Now, a bone marrow transplant is much different from a solid organ transplant, because in a marrow transplant one is in effect transplanting the entire immune system of one person to another, so it's not surprising that allergies are also sometimes transferred. An in any event, this phenomenon is much different from the idea that transplanted organs contain the coding of life, but since you are speculating about the possible beginnings of this wacky idea, I suggest that this phenomenon encountered in BMT may be a more likely starting point.


Agosti JM, Sprenger JD, Lum LG, et al.
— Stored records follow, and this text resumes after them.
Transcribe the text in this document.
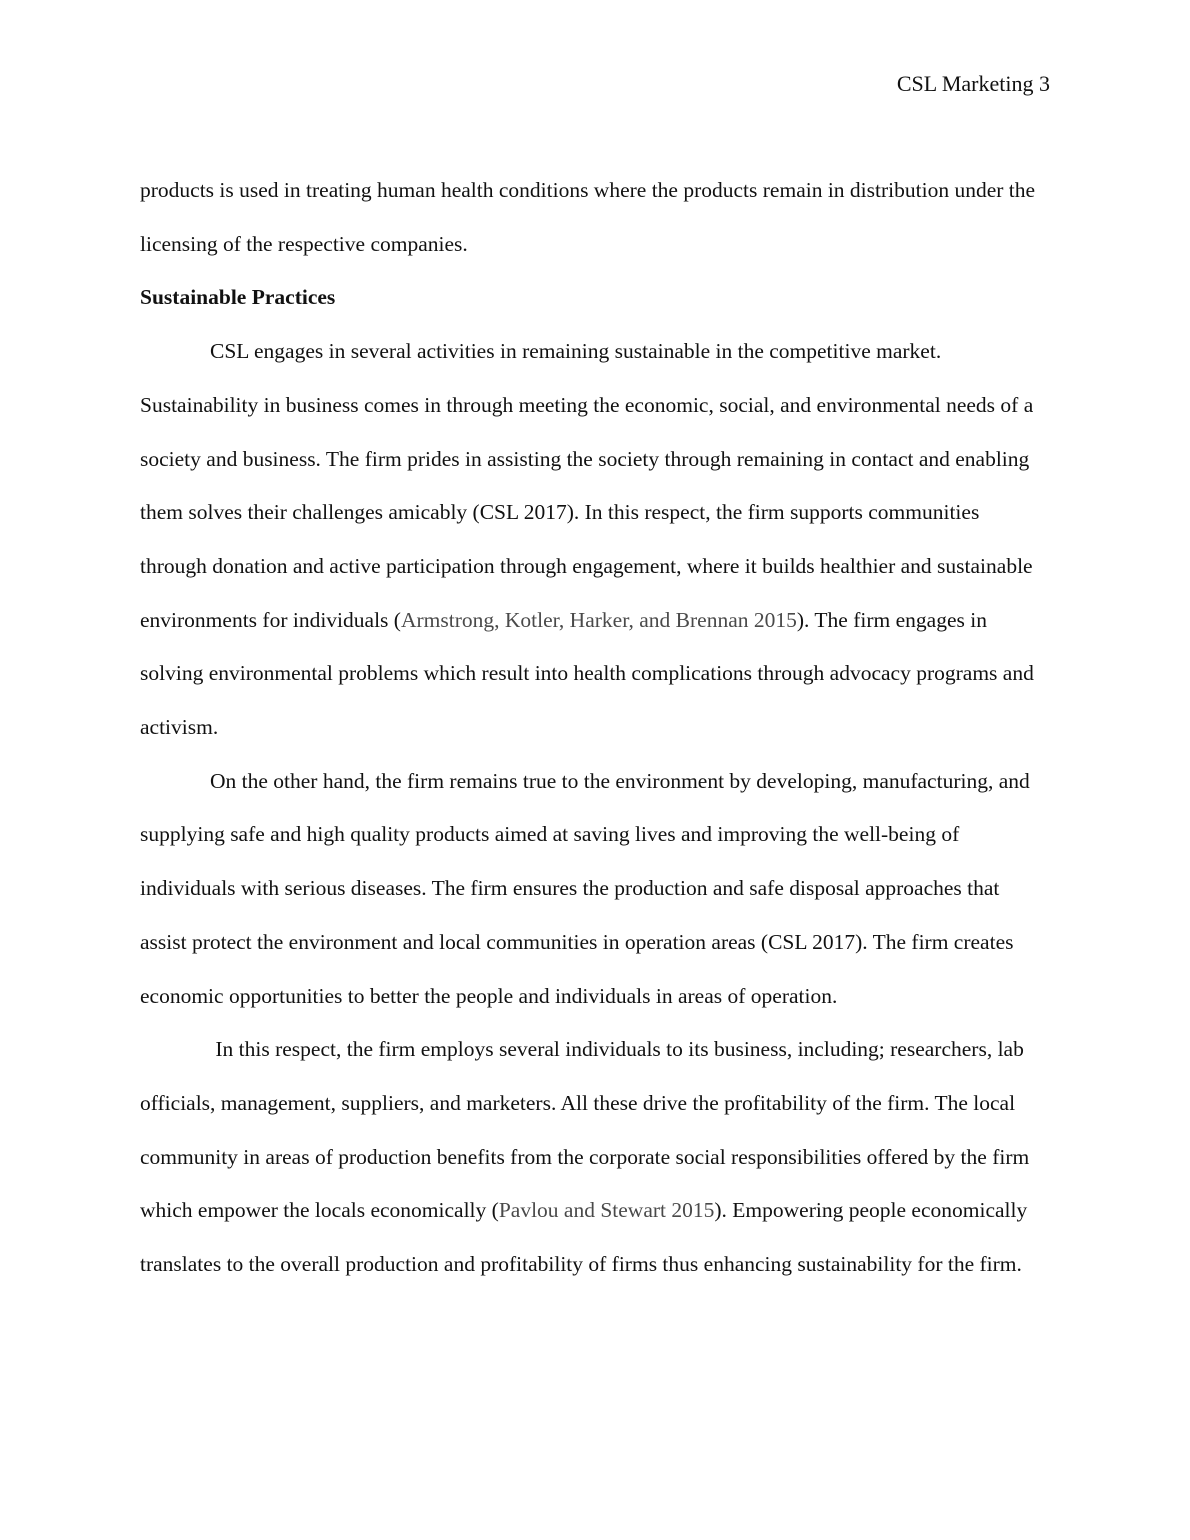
CSL Marketing 3

products is used in treating human health conditions where the products remain in distribution under the licensing of the respective companies.

Sustainable Practices

CSL engages in several activities in remaining sustainable in the competitive market. Sustainability in business comes in through meeting the economic, social, and environmental needs of a society and business. The firm prides in assisting the society through remaining in contact and enabling them solves their challenges amicably (CSL 2017). In this respect, the firm supports communities through donation and active participation through engagement, where it builds healthier and sustainable environments for individuals (Armstrong, Kotler, Harker, and Brennan 2015). The firm engages in solving environmental problems which result into health complications through advocacy programs and activism.

On the other hand, the firm remains true to the environment by developing, manufacturing, and supplying safe and high quality products aimed at saving lives and improving the well-being of individuals with serious diseases. The firm ensures the production and safe disposal approaches that assist protect the environment and local communities in operation areas (CSL 2017). The firm creates economic opportunities to better the people and individuals in areas of operation.

In this respect, the firm employs several individuals to its business, including; researchers, lab officials, management, suppliers, and marketers. All these drive the profitability of the firm. The local community in areas of production benefits from the corporate social responsibilities offered by the firm which empower the locals economically (Pavlou and Stewart 2015). Empowering people economically translates to the overall production and profitability of firms thus enhancing sustainability for the firm.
Transfer of allergen-specific IgE-mediated hypersensitivity with allogeneic bone marrow transplantation. N Engl J Med, 1988; 319(25): 1623-28.

Tim Walker
Medical/Scientific Writer National Marrow Donor Program 

08 Oct 1999
If you're looking for a film source for such things, you can go back much farther, to "Mad Love" aka "The Hands of Orlac", starring Peter Lorre. In it, the insane Dr. Gogol (Lorre) transplants the hands of a murderer onto pianist Stephan Orlac (Colin Clive), and convinces Orlac that the murderer's personality is taking over. Orlac finds that he has abilities he never had before -- such as knife-throwing -- related to the murderer's profession.